Analyst's view
現在の円相場は株式の動向次第でトレンドが決定されると、5日のレポート「株式次第の円相場」で指摘した。昨日は主要な欧米株式が総じて下落し円高優勢の展開となった。だが、欧米株式のボラティリティは未だフランスリスク時の水準以下で推移し、且つ昨日はドイツ株式(DAX)や中国(上海総合)、ブラジル(BVSP)、インド(SENSEX)そしてロシア(RTS)といった新興国株式がかろうじて堅調地合いを保った点も考えるならば、北東アジアの地政学リスクは未だ株高の調整材料の域を出ていない。だが、調整でもそれが持続的ならば円高圧力も徐々に強まろう。今月9日に北朝鮮の建国記念日を控えていることを考えるならば、本日も北東アジアの地政学リスクが主要な株価指数の上値を圧迫する可能性がある。その場合、ドル円はビッドが観測されている108.00を視野に下落幅が拡大しよう。

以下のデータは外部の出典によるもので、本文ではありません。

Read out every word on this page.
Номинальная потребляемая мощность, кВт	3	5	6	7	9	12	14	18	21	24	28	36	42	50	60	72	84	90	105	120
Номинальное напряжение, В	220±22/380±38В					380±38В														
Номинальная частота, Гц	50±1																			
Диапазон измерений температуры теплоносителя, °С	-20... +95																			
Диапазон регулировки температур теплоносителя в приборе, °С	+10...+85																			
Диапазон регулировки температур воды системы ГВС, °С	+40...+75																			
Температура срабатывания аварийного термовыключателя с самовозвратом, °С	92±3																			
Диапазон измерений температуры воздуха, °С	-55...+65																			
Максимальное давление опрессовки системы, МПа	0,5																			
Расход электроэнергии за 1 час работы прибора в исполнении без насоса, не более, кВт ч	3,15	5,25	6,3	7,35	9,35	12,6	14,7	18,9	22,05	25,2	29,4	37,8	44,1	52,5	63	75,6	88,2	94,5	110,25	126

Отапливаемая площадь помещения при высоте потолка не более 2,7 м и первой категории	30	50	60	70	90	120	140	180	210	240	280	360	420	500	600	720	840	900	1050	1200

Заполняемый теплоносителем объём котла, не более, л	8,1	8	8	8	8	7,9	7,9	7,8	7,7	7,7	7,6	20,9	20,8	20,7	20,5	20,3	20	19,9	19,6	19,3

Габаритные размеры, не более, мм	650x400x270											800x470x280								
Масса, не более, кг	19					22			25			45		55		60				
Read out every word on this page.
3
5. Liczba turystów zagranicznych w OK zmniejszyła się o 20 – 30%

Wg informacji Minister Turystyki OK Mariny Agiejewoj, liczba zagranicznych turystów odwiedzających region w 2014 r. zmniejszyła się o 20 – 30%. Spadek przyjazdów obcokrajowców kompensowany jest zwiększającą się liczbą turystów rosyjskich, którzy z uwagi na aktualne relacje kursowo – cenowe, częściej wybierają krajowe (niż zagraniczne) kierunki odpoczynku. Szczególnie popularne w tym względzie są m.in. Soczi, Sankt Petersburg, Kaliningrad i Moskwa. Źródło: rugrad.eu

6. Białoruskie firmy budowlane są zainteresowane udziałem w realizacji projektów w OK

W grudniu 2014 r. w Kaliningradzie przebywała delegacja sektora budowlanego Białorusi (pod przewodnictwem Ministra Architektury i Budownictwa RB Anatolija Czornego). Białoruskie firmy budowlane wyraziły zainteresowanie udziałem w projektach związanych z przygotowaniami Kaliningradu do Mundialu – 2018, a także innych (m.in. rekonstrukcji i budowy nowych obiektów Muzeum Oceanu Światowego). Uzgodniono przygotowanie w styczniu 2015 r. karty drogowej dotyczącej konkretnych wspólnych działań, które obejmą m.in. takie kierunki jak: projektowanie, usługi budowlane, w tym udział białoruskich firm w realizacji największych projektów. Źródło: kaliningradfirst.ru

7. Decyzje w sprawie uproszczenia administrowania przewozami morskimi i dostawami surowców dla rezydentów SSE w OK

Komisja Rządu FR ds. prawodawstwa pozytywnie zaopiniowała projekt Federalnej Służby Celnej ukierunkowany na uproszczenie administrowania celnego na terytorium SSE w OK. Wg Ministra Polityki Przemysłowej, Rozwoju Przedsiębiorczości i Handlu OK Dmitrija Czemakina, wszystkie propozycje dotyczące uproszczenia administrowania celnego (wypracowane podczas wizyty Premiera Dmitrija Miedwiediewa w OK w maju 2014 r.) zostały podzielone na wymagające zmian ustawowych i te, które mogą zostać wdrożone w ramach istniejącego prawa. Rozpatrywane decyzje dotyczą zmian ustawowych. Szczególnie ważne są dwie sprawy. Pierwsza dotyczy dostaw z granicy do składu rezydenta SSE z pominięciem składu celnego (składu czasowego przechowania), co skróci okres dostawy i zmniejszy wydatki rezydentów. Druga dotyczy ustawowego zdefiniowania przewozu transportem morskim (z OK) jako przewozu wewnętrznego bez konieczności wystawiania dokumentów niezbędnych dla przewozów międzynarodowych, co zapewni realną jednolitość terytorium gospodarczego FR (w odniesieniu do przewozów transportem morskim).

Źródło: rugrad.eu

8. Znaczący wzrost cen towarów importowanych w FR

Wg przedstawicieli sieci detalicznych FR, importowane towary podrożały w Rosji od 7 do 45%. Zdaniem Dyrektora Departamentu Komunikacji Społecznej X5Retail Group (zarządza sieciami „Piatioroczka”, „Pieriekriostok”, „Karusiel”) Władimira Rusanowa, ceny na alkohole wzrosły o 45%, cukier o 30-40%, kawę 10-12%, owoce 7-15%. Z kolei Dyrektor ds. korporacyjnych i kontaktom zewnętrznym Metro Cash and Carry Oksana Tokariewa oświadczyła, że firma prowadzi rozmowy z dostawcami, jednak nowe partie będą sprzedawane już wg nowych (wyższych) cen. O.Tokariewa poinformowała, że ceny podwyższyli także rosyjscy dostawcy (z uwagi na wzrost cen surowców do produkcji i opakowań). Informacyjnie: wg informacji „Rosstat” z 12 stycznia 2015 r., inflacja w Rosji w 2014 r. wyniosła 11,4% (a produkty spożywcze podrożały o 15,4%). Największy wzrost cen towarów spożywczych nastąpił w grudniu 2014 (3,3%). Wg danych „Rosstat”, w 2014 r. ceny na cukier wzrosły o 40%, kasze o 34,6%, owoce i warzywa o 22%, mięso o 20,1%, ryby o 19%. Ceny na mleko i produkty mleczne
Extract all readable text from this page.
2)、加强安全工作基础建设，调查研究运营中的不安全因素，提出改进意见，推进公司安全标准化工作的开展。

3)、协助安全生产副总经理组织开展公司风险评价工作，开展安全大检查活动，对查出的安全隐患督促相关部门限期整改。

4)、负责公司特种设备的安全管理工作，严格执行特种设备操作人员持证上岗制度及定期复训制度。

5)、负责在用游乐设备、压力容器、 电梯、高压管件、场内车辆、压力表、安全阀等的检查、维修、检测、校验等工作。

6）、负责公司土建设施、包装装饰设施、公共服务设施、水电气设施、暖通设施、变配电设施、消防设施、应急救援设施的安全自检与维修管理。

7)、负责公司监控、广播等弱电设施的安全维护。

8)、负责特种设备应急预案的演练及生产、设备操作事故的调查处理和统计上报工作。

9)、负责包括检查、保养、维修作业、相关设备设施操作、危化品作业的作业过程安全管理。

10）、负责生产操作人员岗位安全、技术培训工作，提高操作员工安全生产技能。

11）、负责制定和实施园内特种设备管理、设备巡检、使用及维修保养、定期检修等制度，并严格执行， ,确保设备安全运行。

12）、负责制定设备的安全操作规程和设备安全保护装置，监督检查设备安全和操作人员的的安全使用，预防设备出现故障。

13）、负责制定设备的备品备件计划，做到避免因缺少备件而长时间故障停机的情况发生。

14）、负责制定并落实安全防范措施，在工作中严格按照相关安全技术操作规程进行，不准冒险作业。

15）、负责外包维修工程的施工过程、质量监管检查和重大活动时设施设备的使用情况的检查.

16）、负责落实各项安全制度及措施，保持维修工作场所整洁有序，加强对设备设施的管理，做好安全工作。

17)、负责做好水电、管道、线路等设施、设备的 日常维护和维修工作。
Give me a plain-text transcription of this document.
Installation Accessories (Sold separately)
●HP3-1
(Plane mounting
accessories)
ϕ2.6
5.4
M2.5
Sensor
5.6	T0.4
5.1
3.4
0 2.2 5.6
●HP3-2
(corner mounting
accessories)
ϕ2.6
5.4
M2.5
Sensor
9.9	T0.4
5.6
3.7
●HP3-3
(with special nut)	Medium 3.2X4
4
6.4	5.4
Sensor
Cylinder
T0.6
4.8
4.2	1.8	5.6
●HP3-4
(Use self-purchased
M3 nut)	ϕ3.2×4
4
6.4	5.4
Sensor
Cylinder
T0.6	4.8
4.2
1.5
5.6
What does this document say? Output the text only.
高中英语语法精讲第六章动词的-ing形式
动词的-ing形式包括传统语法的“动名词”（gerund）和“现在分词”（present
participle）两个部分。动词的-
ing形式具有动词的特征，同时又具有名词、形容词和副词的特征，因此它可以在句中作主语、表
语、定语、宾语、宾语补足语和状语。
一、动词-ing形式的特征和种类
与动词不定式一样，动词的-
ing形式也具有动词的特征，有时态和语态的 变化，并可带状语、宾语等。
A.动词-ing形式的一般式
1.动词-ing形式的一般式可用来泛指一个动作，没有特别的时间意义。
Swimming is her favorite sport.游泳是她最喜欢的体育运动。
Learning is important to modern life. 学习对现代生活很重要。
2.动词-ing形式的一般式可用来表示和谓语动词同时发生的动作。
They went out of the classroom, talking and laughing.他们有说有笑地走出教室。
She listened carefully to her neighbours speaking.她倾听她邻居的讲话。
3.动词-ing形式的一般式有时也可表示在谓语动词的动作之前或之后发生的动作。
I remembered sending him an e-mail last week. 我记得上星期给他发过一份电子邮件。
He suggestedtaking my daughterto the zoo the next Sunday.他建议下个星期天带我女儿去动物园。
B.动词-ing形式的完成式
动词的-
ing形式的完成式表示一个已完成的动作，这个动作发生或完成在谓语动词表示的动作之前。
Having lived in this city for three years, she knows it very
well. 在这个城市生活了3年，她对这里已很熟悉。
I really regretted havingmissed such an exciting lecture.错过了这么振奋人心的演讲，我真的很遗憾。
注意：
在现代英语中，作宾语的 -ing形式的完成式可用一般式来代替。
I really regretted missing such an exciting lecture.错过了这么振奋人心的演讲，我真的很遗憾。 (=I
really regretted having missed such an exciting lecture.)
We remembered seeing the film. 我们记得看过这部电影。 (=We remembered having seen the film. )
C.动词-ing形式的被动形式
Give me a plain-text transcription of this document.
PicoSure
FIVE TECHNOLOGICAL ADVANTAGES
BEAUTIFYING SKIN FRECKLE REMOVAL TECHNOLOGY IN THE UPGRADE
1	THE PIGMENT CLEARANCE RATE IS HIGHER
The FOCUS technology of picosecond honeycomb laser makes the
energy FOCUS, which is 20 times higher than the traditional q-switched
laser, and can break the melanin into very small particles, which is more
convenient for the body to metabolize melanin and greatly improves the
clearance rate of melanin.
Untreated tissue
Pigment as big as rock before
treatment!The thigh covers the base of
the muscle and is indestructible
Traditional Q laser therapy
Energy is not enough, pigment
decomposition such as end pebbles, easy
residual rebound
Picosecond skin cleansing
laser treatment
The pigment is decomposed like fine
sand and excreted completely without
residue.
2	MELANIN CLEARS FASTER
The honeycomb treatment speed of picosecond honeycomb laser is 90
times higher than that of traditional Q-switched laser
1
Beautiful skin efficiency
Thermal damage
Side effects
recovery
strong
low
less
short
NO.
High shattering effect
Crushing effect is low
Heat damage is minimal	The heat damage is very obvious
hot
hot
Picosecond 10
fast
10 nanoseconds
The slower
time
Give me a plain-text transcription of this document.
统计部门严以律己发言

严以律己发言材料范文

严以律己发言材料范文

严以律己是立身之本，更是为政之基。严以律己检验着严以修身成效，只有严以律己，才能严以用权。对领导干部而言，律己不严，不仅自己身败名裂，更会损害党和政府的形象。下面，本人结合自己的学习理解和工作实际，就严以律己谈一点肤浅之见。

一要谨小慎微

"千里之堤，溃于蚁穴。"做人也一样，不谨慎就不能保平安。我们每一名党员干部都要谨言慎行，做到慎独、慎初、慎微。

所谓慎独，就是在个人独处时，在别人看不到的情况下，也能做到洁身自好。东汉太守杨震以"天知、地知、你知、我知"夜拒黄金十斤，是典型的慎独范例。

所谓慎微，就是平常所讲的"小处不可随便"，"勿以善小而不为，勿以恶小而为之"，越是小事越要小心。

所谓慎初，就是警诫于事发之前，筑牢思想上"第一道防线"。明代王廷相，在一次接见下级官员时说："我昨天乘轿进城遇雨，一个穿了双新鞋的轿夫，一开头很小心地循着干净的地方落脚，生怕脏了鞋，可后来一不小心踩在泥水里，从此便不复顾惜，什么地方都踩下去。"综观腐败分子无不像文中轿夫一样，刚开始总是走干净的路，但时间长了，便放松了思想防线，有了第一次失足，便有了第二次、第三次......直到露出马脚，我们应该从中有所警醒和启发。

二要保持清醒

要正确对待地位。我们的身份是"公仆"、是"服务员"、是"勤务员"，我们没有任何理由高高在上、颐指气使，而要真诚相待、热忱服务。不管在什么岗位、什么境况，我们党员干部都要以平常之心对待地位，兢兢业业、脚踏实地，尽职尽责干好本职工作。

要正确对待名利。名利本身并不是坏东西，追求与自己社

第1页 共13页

また今月は、もうひとつの株安要因として注視すべきリスクイベントがある。米国の債務上限問題だ。米議会は夏季休会を終えて5日に再開。焦点は上院での攻防となろう。いつものパターンならば、上限の引き上げがスムーズに決定されるところだ。ハリケーン「ハービー」の復興暫定予算とセットで審議されることで、この問題は解決されるとの楽観論がある。しかし、現のトランプ政権は政策運営能力が著しく低下している。この状況下で上院60票の賛成票が必要となるが、共和党の議席数は52議席にとどまる。政策運営能力の低下に加えこれまでの対立も考えるならば、民主党がすんなり協力するかどうかは不透明であり、しかも9月中の審議日数は12日しかない。この問題が遅々として進まなければ、米株には調整圧力が強まろう。そして米金利は、株安とインフレ鈍化懸念のダブルパンチにより、さらに低下圧力が強まるだろう。
本日のドル円は、引き続き株式にらみの展開となろう。米10年債利回りが2.1%を割り込む展開となる中、株高調整の地合いが継続すれば、108円台での攻防戦となろう。現時点での今年最安値108.13トライのシグナルとして、8月29日安値108.27の下方ブレイクとなるか注視したい。108.27をも下抜ける展開となれば、108.00トライは時間の問題となろう。